Ninguém comprou a ideia. Pelo menos não o eleitorado, que mostrou indignação com as prioridades distorcidas de cortes de impostos para os 2% mais ricos, enquanto grande parte do país luta para escolher entre gastar com alimentação ou aquecimento. Tampouco os parlamentares conservadores, que conquistaram seus assentos da última vez com base em uma agenda radicalmente distinta de Boris Johnson, no sentido de priorizar regiões carentes. Os mercados financeiros, então, nem se fala. Eles fizeram a libra afundar e aumentaram os custos da emissão de dívidas pelo governo em mais de meio ponto percentual em um único dia.
Truss e Kwarteng esboçaram um recuo desde então, voltando atrás no anúncio de cortar impostos dos mais ricos, mas o dano já havia sido causado.

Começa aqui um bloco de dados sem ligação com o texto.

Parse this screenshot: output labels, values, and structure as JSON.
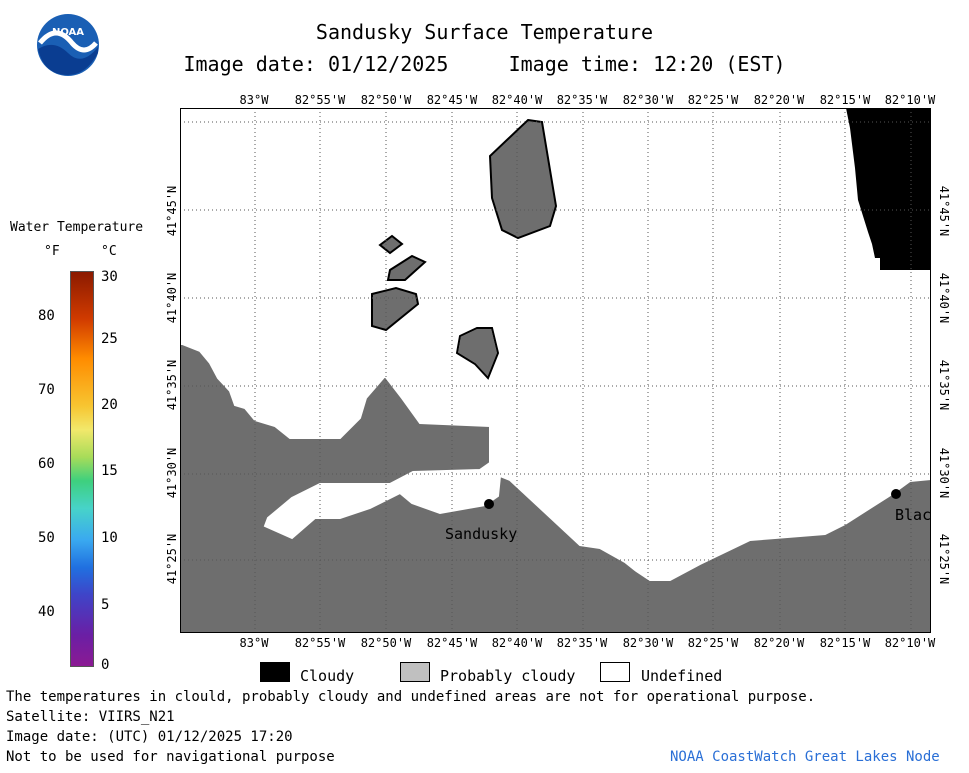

De fato, não deixaram claro se farão cortes de gastos públicos para financiar as emissões de dívida, além de se contradizerem em público em relação a quem cabia a autoria da ideia do cortar impostos para os mais abastados. Em uma entrevista na quarta-feira, antes de fazer um discurso em uma conferência, Truss se recusou a responder a uma pergunta direta a respeito da sua confiança em Kwarteng para tomar as decisões certas.
As taxas dos gilts referenciais de dez anos registram agora uma alta de 90 pontos-base em relação ao momento em que Truss ascendeu ao cargo, um movimento que exigirá bilhões de libras a mais em serviço da dívida, caso seja mantido. A libra continua sofrendo e prejudicando importadores e consumidores. As taxas de mercado de curto prazo subiram, de modo a refletir as expectativas de que o Banco da Inglaterra terá que elevar os juros mais rápido do que se esperava. Com isso, qualquer benefício que os eleitores e empresários tiverem com seus cortes tributários será absorvido pelos maiores custos de financiamento e crédito.
Em sua defesa, Truss não fez nada de errado desde que se mudou para 10 Downing Street. Ela claramente não irá retirar o apoio britânico à Ucrânia, ao contrário de alguns rumores de quando era ministra de relações exteriores, ao assumir uma postura mais conciliatória com a União Europeia, abandonando discretamente os planos de aprovar uma nova lei para rasgar o acordo do Brexit. No entanto, ela indubitavelmente dificultou sua própria vida – e deixou escapar da garrafa um gênio de mercado que do qual muitos que estão fora da Grã-Bretanha em breve terão motivos para se arrepender.